In a filing with the Securities and Exchange Commission, the company said funds raised would be used for the project’s development and to pay various fees and expenses. Caesars said the funds would be secured by the company’s assets. The company had originally planned an initial public stock offering to pay for the completion of the 660-room Octavius Tower at Caesars Palace. The outside of the tower was completed in 2009 but the interior was delayed when the economy slipped and tourism sagged.
Project Linq, a short thoroughfare that runs from the Strip to Audrie Street between the Imperial Palace and Flamingo Las Vegas, would include restaurants, bars and shops along a promenade that leads to a 550-foot observation wheel in the back of the property.
Pinnacle seeks partner for marketing of casinos
Regional casino operator Pinnacle Entertainment says it is considering a marketing alliance with a Strip casino company.
Las Vegas-based Pinnacle does not have a Strip property, so it is looking to negotiate a partnership that would have reciprocal rewards to draw visitors to its regional casinos in Louisiana, Missouri and Indiana.
“We believe it’s an idea that has merit to it,” Pinnacle Chief Executive Officer Anthony Sanfilippo said during the company’s fourth-quarter earnings conference call. He did not name the potential partner.
Pinnacle said it would delay the opening of its $357 million hotel-casino in Baton Rouge, La., by a few months. In a statement, the company said low Mississippi River water levels have kept three completed riverboat casino hulls from being moved from their construction site in southern Louisiana to the project site in Baton Rouge.
More casino-hotels add fees for extra options
Would you plunk down $30 to guarantee that a king-size bed would be waiting for you in Las Vegas?
Although mandatory resort fees have spread among many Las Vegas resorts during the recession, MGM Resorts International has quietly added several options in recent weeks. Besides the bed fee, which allows guests at Mandalay Bay their choice of a king or two queens, MGM now lists differing surcharges for differing check-out or check-in times at several properties and has extended the resort fee to the Bellagio for the first time.
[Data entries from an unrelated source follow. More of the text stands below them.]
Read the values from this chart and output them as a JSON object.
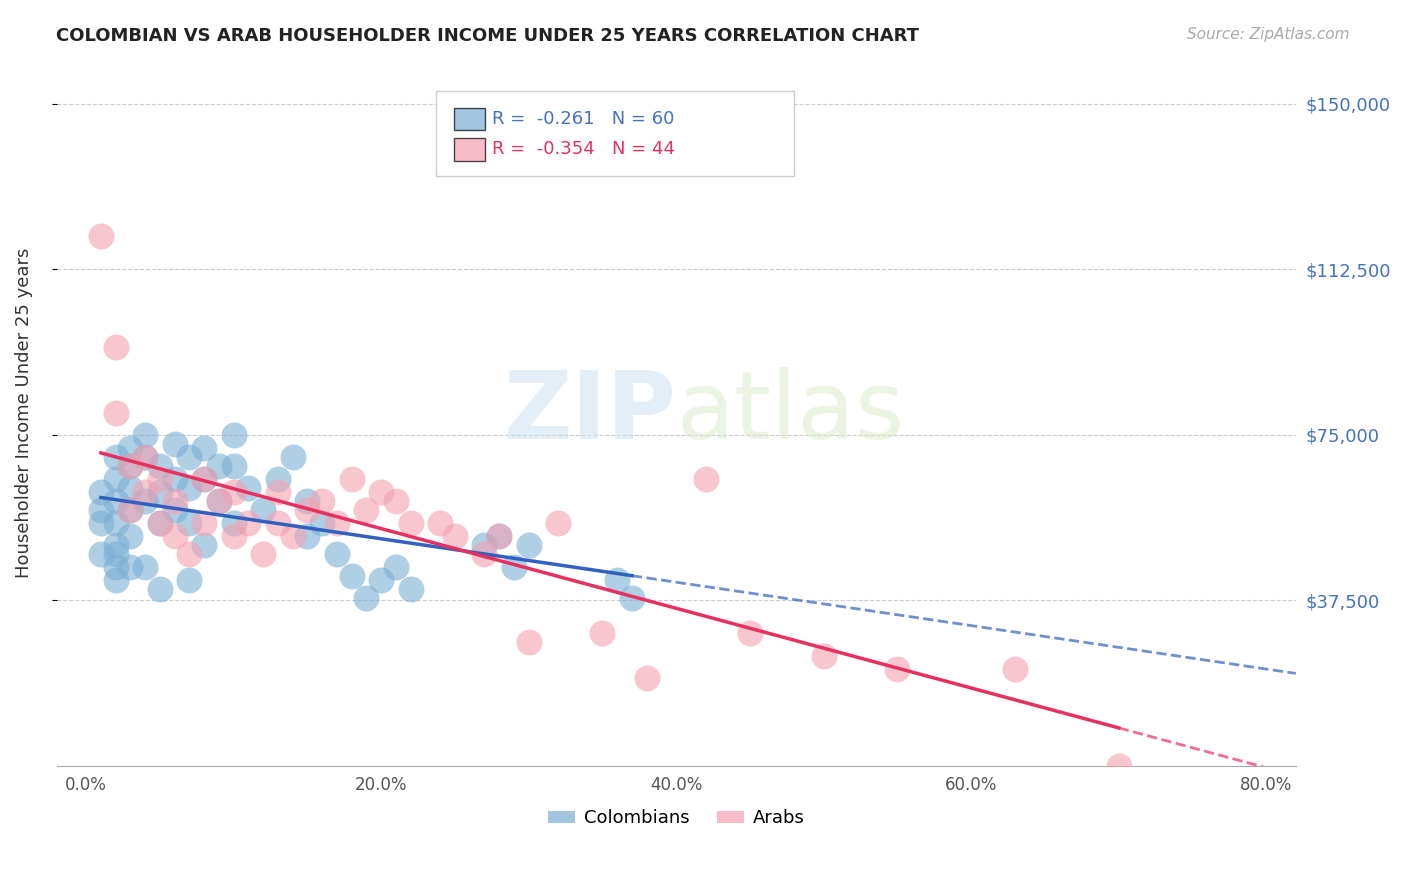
{
  "title": "COLOMBIAN VS ARAB HOUSEHOLDER INCOME UNDER 25 YEARS CORRELATION CHART",
  "source": "Source: ZipAtlas.com",
  "ylabel": "Householder Income Under 25 years",
  "xlabel_ticks": [
    "0.0%",
    "20.0%",
    "40.0%",
    "60.0%",
    "80.0%"
  ],
  "xlabel_vals": [
    0.0,
    0.2,
    0.4,
    0.6,
    0.8
  ],
  "ytick_labels": [
    "$37,500",
    "$75,000",
    "$112,500",
    "$150,000"
  ],
  "ytick_vals": [
    37500,
    75000,
    112500,
    150000
  ],
  "ylim": [
    0,
    160000
  ],
  "xlim": [
    -0.02,
    0.82
  ],
  "watermark_zip": "ZIP",
  "watermark_atlas": "atlas",
  "legend_colombians": "Colombians",
  "legend_arabs": "Arabs",
  "R_colombians": "-0.261",
  "N_colombians": "60",
  "R_arabs": "-0.354",
  "N_arabs": "44",
  "colombian_color": "#7bafd4",
  "arab_color": "#f4a0b0",
  "colombian_line_color": "#3060c0",
  "arab_line_color": "#e83060",
  "colombian_x": [
    0.01,
    0.01,
    0.01,
    0.01,
    0.02,
    0.02,
    0.02,
    0.02,
    0.02,
    0.02,
    0.02,
    0.02,
    0.03,
    0.03,
    0.03,
    0.03,
    0.03,
    0.03,
    0.04,
    0.04,
    0.04,
    0.04,
    0.05,
    0.05,
    0.05,
    0.05,
    0.06,
    0.06,
    0.06,
    0.07,
    0.07,
    0.07,
    0.07,
    0.08,
    0.08,
    0.08,
    0.09,
    0.09,
    0.1,
    0.1,
    0.1,
    0.11,
    0.12,
    0.13,
    0.14,
    0.15,
    0.15,
    0.16,
    0.17,
    0.18,
    0.19,
    0.2,
    0.21,
    0.22,
    0.27,
    0.28,
    0.29,
    0.3,
    0.36,
    0.37
  ],
  "colombian_y": [
    58000,
    62000,
    55000,
    48000,
    70000,
    65000,
    60000,
    55000,
    50000,
    48000,
    45000,
    42000,
    72000,
    68000,
    63000,
    58000,
    52000,
    45000,
    75000,
    70000,
    60000,
    45000,
    68000,
    62000,
    55000,
    40000,
    73000,
    65000,
    58000,
    70000,
    63000,
    55000,
    42000,
    72000,
    65000,
    50000,
    68000,
    60000,
    75000,
    68000,
    55000,
    63000,
    58000,
    65000,
    70000,
    60000,
    52000,
    55000,
    48000,
    43000,
    38000,
    42000,
    45000,
    40000,
    50000,
    52000,
    45000,
    50000,
    42000,
    38000
  ],
  "arab_x": [
    0.01,
    0.02,
    0.02,
    0.03,
    0.03,
    0.04,
    0.04,
    0.05,
    0.05,
    0.06,
    0.06,
    0.07,
    0.08,
    0.08,
    0.09,
    0.1,
    0.1,
    0.11,
    0.12,
    0.13,
    0.13,
    0.14,
    0.15,
    0.16,
    0.17,
    0.18,
    0.19,
    0.2,
    0.21,
    0.22,
    0.24,
    0.25,
    0.27,
    0.28,
    0.3,
    0.32,
    0.35,
    0.38,
    0.42,
    0.45,
    0.5,
    0.55,
    0.63,
    0.7
  ],
  "arab_y": [
    120000,
    95000,
    80000,
    68000,
    58000,
    70000,
    62000,
    65000,
    55000,
    60000,
    52000,
    48000,
    65000,
    55000,
    60000,
    62000,
    52000,
    55000,
    48000,
    62000,
    55000,
    52000,
    58000,
    60000,
    55000,
    65000,
    58000,
    62000,
    60000,
    55000,
    55000,
    52000,
    48000,
    52000,
    28000,
    55000,
    30000,
    20000,
    65000,
    30000,
    25000,
    22000,
    22000,
    0
  ]
}
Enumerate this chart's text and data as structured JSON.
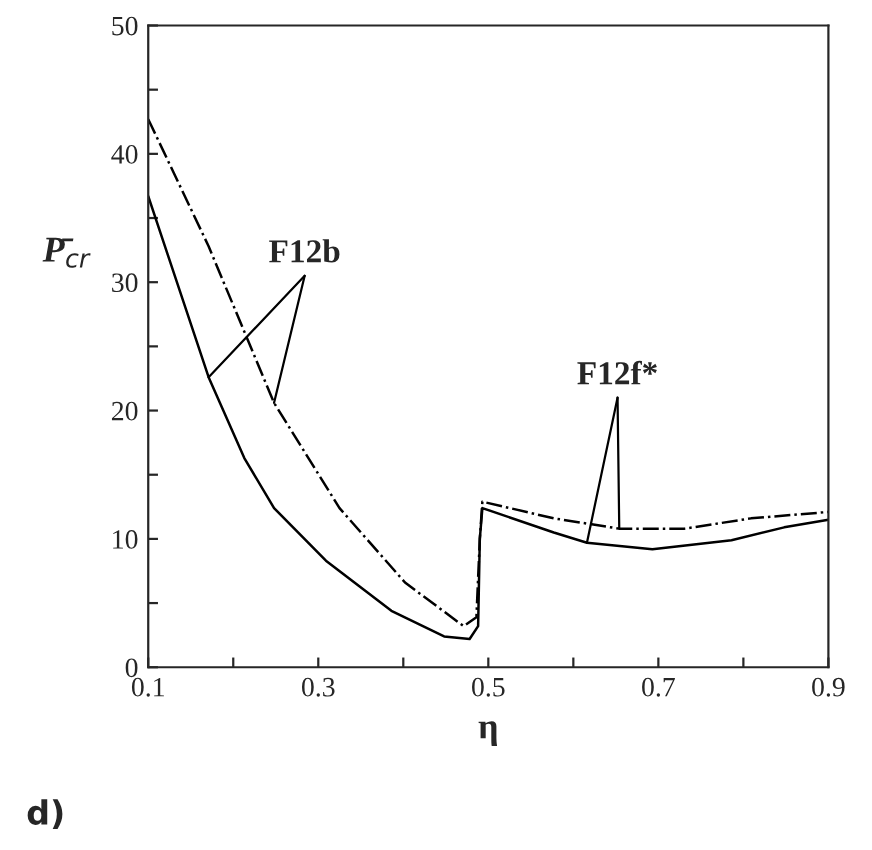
{
  "chart_data": {
    "type": "line",
    "xlabel": "η",
    "ylabel": "P̄$_{cr}$",
    "xlim": [
      0.1,
      0.9
    ],
    "ylim": [
      0,
      50
    ],
    "xticks": [
      0.1,
      {
        "value": 0.2,
        "label": null
      },
      0.3,
      {
        "value": 0.4,
        "label": null
      },
      0.5,
      {
        "value": 0.6,
        "label": null
      },
      0.7,
      {
        "value": 0.8,
        "label": null
      },
      0.9
    ],
    "yticks": [
      0,
      {
        "value": 5,
        "label": null
      },
      10,
      {
        "value": 15,
        "label": null
      },
      20,
      {
        "value": 25,
        "label": null
      },
      30,
      {
        "value": 35,
        "label": null
      },
      40,
      {
        "value": 45,
        "label": null
      },
      50
    ],
    "grid": false,
    "legend": false,
    "marker": "none",
    "series": [
      {
        "color": "#000000",
        "line_style": "solid",
        "x": [
          0.1,
          0.171,
          0.213,
          0.248,
          0.309,
          0.386,
          0.448,
          0.478,
          0.488,
          0.49,
          0.493,
          0.577,
          0.616,
          0.693,
          0.786,
          0.848,
          0.9
        ],
        "values": [
          36.7,
          22.6,
          16.3,
          12.4,
          8.3,
          4.4,
          2.4,
          2.2,
          3.2,
          10,
          12.4,
          10.5,
          9.7,
          9.2,
          9.9,
          10.9,
          11.5
        ]
      },
      {
        "color": "#000000",
        "line_style": "dashdot",
        "x": [
          0.1,
          0.171,
          0.248,
          0.325,
          0.402,
          0.471,
          0.486,
          0.49,
          0.493,
          0.577,
          0.654,
          0.731,
          0.809,
          0.9
        ],
        "values": [
          42.7,
          32.8,
          20.6,
          12.4,
          6.6,
          3.2,
          3.9,
          10,
          12.9,
          11.6,
          10.8,
          10.8,
          11.6,
          12.1
        ]
      }
    ],
    "annotations": [
      {
        "text": "F12b",
        "x": 0.171,
        "y": 22.6
      },
      {
        "text": "F12f*",
        "x": 0.616,
        "y": 9.7
      },
      "d)"
    ]
  }
}
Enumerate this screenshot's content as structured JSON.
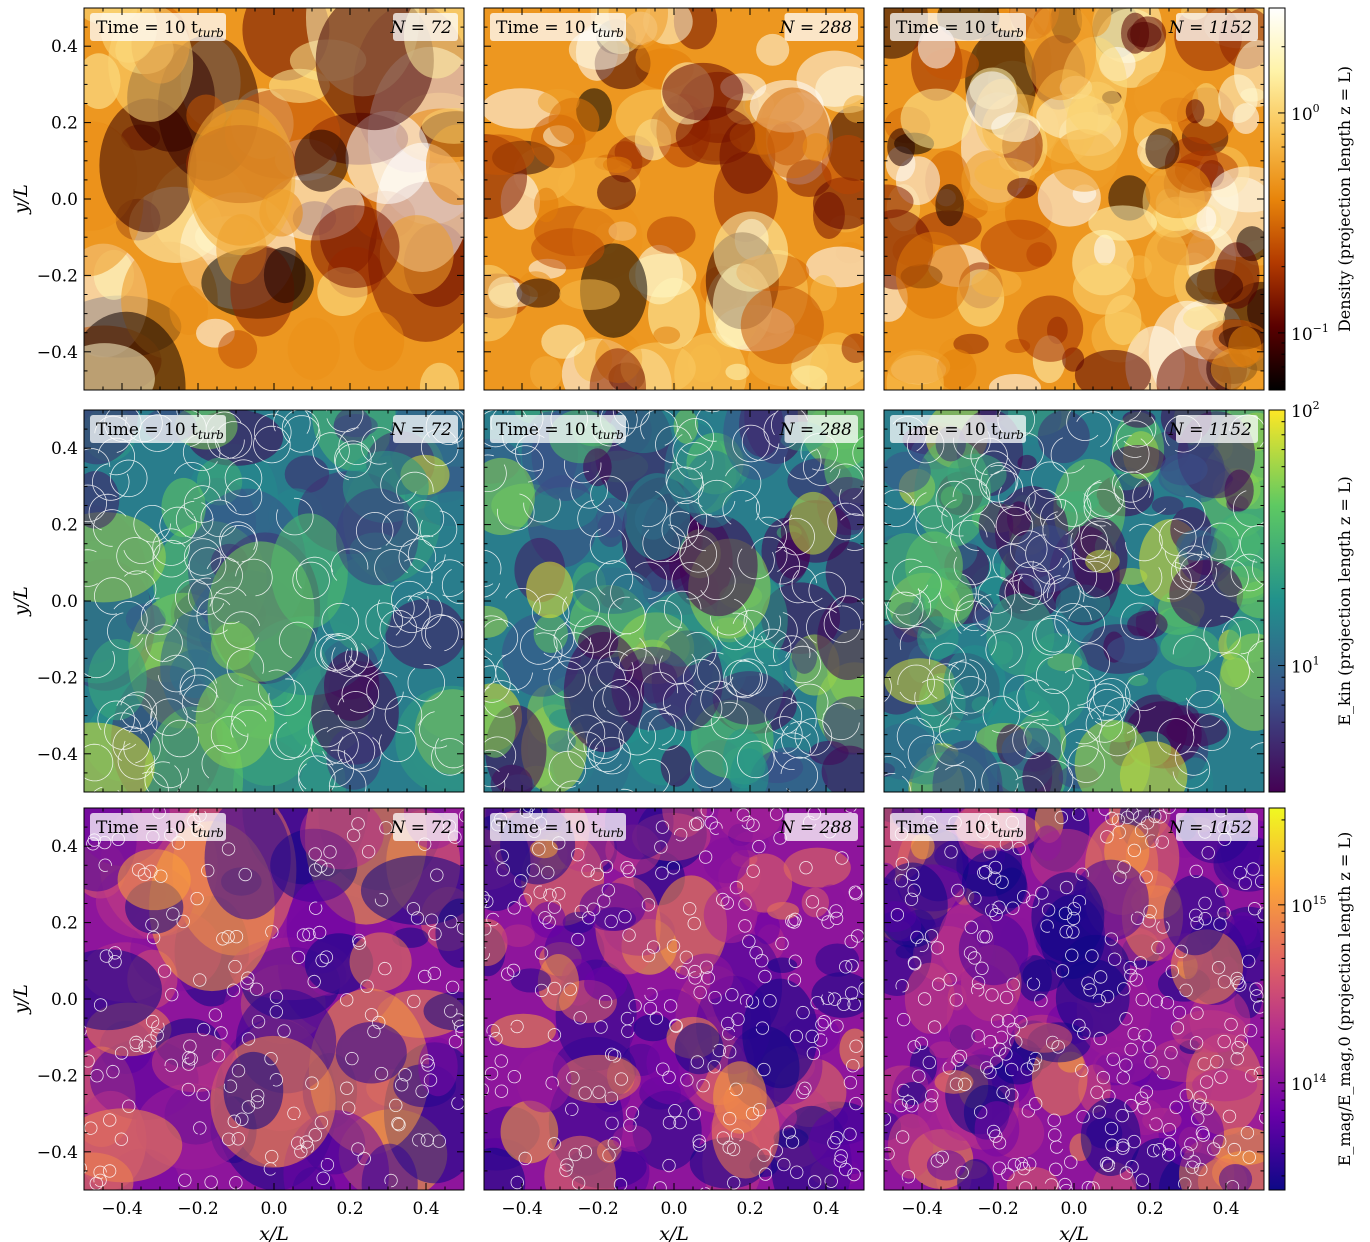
{
  "time_label": "Time = 10 t",
  "time_sub": "turb",
  "panel_titles": [
    "N = 72",
    "N = 288",
    "N = 1152"
  ],
  "xlabel": "x/L",
  "ylabel": "y/L",
  "x_ticks": [
    "−0.4",
    "−0.2",
    "0.0",
    "0.2",
    "0.4"
  ],
  "y_ticks": [
    "0.4",
    "0.2",
    "0.0",
    "−0.2",
    "−0.4"
  ],
  "rows": [
    {
      "quantity": "density",
      "colormap": "afmhot",
      "colors": [
        "#000000",
        "#5a0000",
        "#b23a00",
        "#e8850b",
        "#f8c050",
        "#fff3a8",
        "#ffffff"
      ],
      "streamlines": false,
      "colorbar_label": "Density (projection length z = L)",
      "colorbar_ticks": [
        {
          "base": "10",
          "exp": "0",
          "value": 1
        },
        {
          "base": "10",
          "exp": "−1",
          "value": 0.1
        }
      ],
      "colorbar_range": [
        0.055,
        3.0
      ]
    },
    {
      "quantity": "kinetic-energy",
      "colormap": "viridis",
      "colors": [
        "#440154",
        "#3b528b",
        "#21918c",
        "#5ec962",
        "#fde725"
      ],
      "streamlines": true,
      "colorbar_label": "E_kin (projection length z = L)",
      "colorbar_ticks": [
        {
          "base": "10",
          "exp": "2",
          "value": 100
        },
        {
          "base": "10",
          "exp": "1",
          "value": 10
        }
      ],
      "colorbar_range": [
        3.2,
        100
      ]
    },
    {
      "quantity": "magnetic-energy",
      "colormap": "plasma",
      "colors": [
        "#0d0887",
        "#6a00a8",
        "#b12a90",
        "#e16462",
        "#fca636",
        "#f0f921"
      ],
      "streamlines": true,
      "colorbar_label": "E_mag/E_mag,0 (projection length z = L)",
      "colorbar_ticks": [
        {
          "base": "10",
          "exp": "15",
          "value": 1000000000000000.0
        },
        {
          "base": "10",
          "exp": "14",
          "value": 100000000000000.0
        }
      ],
      "colorbar_range": [
        25000000000000.0,
        3500000000000000.0
      ]
    }
  ],
  "axis_range": [
    -0.5,
    0.5
  ]
}
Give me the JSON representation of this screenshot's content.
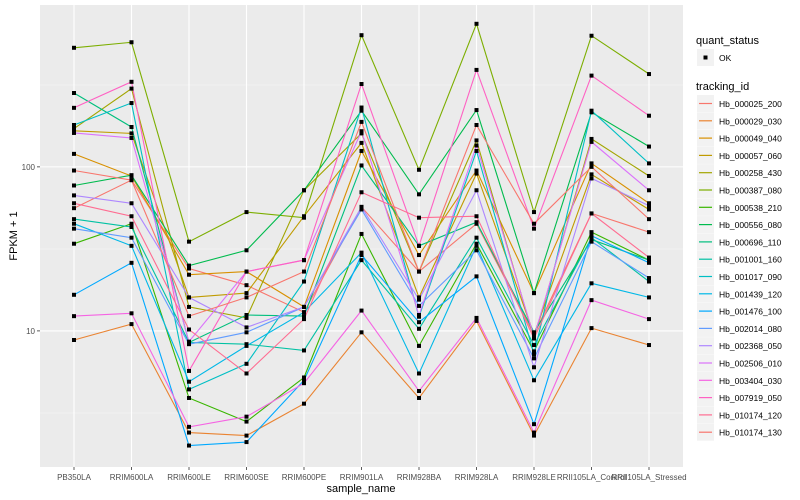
{
  "chart_data": {
    "type": "line",
    "title": "",
    "xlabel": "sample_name",
    "ylabel": "FPKM + 1",
    "y_scale": "log10",
    "ylim": [
      1.48,
      970
    ],
    "y_major_ticks": [
      10,
      100
    ],
    "y_tick_labels": [
      "10",
      "100"
    ],
    "y_minor_gridlines": [
      3.16,
      31.6,
      316
    ],
    "grid": true,
    "legend_position": "right",
    "categories": [
      "PB350LA",
      "RRIM600LA",
      "RRIM600LE",
      "RRIM600SE",
      "RRIM600PE",
      "RRIM901LA",
      "RRIM928BA",
      "RRIM928LA",
      "RRIM928LE",
      "RRII105LA_Control",
      "RRII105LA_Stressed"
    ],
    "shape_legend": {
      "title": "quant_status",
      "entries": [
        {
          "label": "OK",
          "marker": "point"
        }
      ]
    },
    "color_legend_title": "tracking_id",
    "series": [
      {
        "name": "Hb_000025_200",
        "color": "#F8766D",
        "values": [
          56,
          83,
          24,
          19,
          13,
          57,
          23,
          45,
          9.5,
          52,
          40
        ]
      },
      {
        "name": "Hb_000029_030",
        "color": "#EA8331",
        "values": [
          8.8,
          11,
          2.4,
          2.3,
          3.6,
          9.8,
          3.9,
          11.5,
          2.3,
          10.4,
          8.2
        ]
      },
      {
        "name": "Hb_000049_040",
        "color": "#D89000",
        "values": [
          120,
          88,
          22,
          23,
          14,
          125,
          29,
          95,
          17,
          105,
          60
        ]
      },
      {
        "name": "Hb_000057_060",
        "color": "#C09B00",
        "values": [
          166,
          160,
          16,
          17,
          50,
          140,
          16,
          91,
          9.5,
          90,
          55
        ]
      },
      {
        "name": "Hb_000258_430",
        "color": "#A3A500",
        "values": [
          171,
          300,
          14,
          12,
          72,
          160,
          23,
          145,
          9.0,
          148,
          88
        ]
      },
      {
        "name": "Hb_000387_080",
        "color": "#7CAE00",
        "values": [
          532,
          575,
          35,
          53,
          49,
          635,
          96,
          745,
          53,
          630,
          368
        ]
      },
      {
        "name": "Hb_000538_210",
        "color": "#39B600",
        "values": [
          34,
          45,
          3.9,
          2.8,
          5.2,
          39,
          8.1,
          34,
          7.5,
          40,
          27
        ]
      },
      {
        "name": "Hb_000556_080",
        "color": "#00BB4E",
        "values": [
          77,
          89,
          25,
          31,
          72,
          220,
          68,
          222,
          17,
          215,
          133
        ]
      },
      {
        "name": "Hb_000696_110",
        "color": "#00BF7D",
        "values": [
          282,
          175,
          8.5,
          12.5,
          12.3,
          102,
          33,
          46,
          9.8,
          36,
          27
        ]
      },
      {
        "name": "Hb_001001_160",
        "color": "#00C1A3",
        "values": [
          48,
          43,
          8.5,
          8.3,
          7.6,
          27,
          10.3,
          37,
          8.2,
          37,
          20
        ]
      },
      {
        "name": "Hb_001017_090",
        "color": "#00BFC4",
        "values": [
          180,
          245,
          4.4,
          6.3,
          20,
          230,
          12.2,
          125,
          7.2,
          220,
          105
        ]
      },
      {
        "name": "Hb_001439_120",
        "color": "#00B8E7",
        "values": [
          45,
          33,
          4.9,
          8.1,
          13,
          30,
          5.5,
          33,
          5.0,
          19.5,
          16
        ]
      },
      {
        "name": "Hb_001476_100",
        "color": "#00A9FF",
        "values": [
          16.6,
          26,
          2.0,
          2.1,
          5.0,
          29,
          11.3,
          21.5,
          2.7,
          38,
          26
        ]
      },
      {
        "name": "Hb_002014_080",
        "color": "#619CFF",
        "values": [
          42,
          37,
          8.3,
          9.8,
          14,
          55,
          14.2,
          31,
          6.8,
          35,
          21
        ]
      },
      {
        "name": "Hb_002368_050",
        "color": "#AE87FF",
        "values": [
          67,
          60,
          16,
          10.5,
          14,
          57,
          15.5,
          72,
          6.0,
          85,
          58
        ]
      },
      {
        "name": "Hb_002506_010",
        "color": "#DB72FB",
        "values": [
          161,
          150,
          8.6,
          23,
          27,
          165,
          12.5,
          135,
          9.2,
          142,
          72
        ]
      },
      {
        "name": "Hb_003404_030",
        "color": "#F564E3",
        "values": [
          12.3,
          12.8,
          2.6,
          3.0,
          4.8,
          13.3,
          4.3,
          12.0,
          2.4,
          15.4,
          11.8
        ]
      },
      {
        "name": "Hb_007919_050",
        "color": "#FF61C3",
        "values": [
          229,
          330,
          5.7,
          23,
          27,
          320,
          33,
          390,
          42,
          360,
          205
        ]
      },
      {
        "name": "Hb_010174_120",
        "color": "#FF6C91",
        "values": [
          60,
          50,
          10.2,
          5.5,
          11.8,
          70,
          49,
          50,
          9.0,
          52,
          28
        ]
      },
      {
        "name": "Hb_010174_130",
        "color": "#F8766D",
        "values": [
          95,
          83,
          12.3,
          16,
          23,
          188,
          23,
          180,
          45,
          100,
          48
        ]
      }
    ]
  }
}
But a $20 charge to guarantee a nonsmoking room at the MGM Grand was quickly snuffed out after it threatened to billow into a public relations fiasco.
“These options provide yet another tool for us to personalize the guest experience, according to each guest’s individual preferences,” MGM officials said in a statement. “We’re receiving some very positive feedback from guests.”
Not all of the MGM hotels have the new fees. The ones put into effect vary by property.
But some industry experts wonder whether that will lead the hotels down the same runway as the airline industry, which charged extra for everything from checked baggage to food to seat assignments.
Some hotels across the country have listed extended time fees, said Bobby Bowers, senior vice president at Smith Travel Research. Such options largely disappeared during the tight economy.
However, Bowers said, “I don’t think I’ve seen a bed-size fee before. It’s hard for me to fathom. I think there is definitely the danger of people feeling nickeled-and-dimed for everything they do.”